The China agreement follows a run of international development deals the company announced in 2025 as it accelerated growth in Europe and other regions. Industry reporting from Restaurant Dive noted that Church’s and Texas Chicken have been building a substantial pipeline of overseas openings, positioning the brand for faster unit growth outside the United States.

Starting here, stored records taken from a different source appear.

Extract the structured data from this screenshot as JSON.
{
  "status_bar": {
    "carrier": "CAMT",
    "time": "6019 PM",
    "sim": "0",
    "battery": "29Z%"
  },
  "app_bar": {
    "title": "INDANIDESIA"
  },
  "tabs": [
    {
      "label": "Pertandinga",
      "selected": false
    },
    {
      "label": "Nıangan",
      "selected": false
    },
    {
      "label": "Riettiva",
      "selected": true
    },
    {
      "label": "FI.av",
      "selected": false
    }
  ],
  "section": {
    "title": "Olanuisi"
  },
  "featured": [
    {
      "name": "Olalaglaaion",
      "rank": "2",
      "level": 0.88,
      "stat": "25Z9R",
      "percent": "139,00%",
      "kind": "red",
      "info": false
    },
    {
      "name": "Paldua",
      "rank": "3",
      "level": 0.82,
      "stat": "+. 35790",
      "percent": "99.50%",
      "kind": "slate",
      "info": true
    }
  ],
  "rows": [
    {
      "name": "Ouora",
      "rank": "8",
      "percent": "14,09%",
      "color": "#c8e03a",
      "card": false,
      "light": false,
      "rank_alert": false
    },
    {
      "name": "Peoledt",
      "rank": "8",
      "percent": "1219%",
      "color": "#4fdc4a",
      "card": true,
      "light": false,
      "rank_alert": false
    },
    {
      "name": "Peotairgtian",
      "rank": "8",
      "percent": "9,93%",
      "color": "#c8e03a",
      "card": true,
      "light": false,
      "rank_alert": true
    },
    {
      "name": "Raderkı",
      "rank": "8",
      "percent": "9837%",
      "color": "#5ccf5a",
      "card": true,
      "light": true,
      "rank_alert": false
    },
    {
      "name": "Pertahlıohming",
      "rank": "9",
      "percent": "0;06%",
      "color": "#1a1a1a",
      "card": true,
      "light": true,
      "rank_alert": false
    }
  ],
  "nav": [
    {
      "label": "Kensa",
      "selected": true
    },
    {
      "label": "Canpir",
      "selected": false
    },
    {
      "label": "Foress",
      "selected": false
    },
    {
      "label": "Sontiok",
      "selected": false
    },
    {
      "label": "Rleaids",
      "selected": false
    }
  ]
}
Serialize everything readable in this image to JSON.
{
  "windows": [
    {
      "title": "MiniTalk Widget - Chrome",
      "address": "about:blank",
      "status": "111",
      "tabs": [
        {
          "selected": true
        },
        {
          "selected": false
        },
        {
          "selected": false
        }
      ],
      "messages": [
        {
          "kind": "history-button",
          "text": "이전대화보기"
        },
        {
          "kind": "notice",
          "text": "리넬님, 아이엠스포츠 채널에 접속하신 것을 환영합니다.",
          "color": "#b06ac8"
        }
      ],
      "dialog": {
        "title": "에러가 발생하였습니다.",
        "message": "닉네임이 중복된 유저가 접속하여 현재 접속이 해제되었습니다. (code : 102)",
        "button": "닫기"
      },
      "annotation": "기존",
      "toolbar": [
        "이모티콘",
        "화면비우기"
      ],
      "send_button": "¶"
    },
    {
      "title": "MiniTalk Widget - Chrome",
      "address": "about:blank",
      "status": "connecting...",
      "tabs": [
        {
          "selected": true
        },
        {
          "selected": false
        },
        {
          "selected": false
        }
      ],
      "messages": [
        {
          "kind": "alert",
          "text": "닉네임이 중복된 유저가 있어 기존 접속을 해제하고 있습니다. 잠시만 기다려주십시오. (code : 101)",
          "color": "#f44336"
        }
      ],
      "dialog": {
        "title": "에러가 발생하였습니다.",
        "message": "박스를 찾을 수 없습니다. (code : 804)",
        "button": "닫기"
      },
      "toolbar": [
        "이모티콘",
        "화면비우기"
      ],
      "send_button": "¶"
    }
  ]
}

China’s crowded fried chicken field

China is both a lucrative prize and a crowded battlefield, with longtime multinational incumbents and powerful domestic players already operating thousands of quick service storefronts across the country. Yum China recently reported record net new store openings and stressed that KFC and Pizza Hut remain dominant brands there, underscoring the scale of competition Texas Chicken will be stepping into. Analysts and operators frequently point to strong local partners as the essential tool for western chains to adapt menus, supply chains and restaurant formats to local tastes.

What comes next

Church’s says it will share more specifics on restaurant design, exact locations and the phased rollout as the launch gets closer, and it expects additional locations beyond Shanghai to open over the next several years. For now, the company has pegged its first Shanghai opening for summer 2026 and describes the project as a strategic step in its broader international growth plan, according to the company release.

For San Antonio, the move serves as a reminder that a modest neighborhood fried chicken stand near the Alamo has grown into a global brand now plotting a massive overseas push. That sense of hometown pride was a recurring theme in the company’s messaging around the China deal.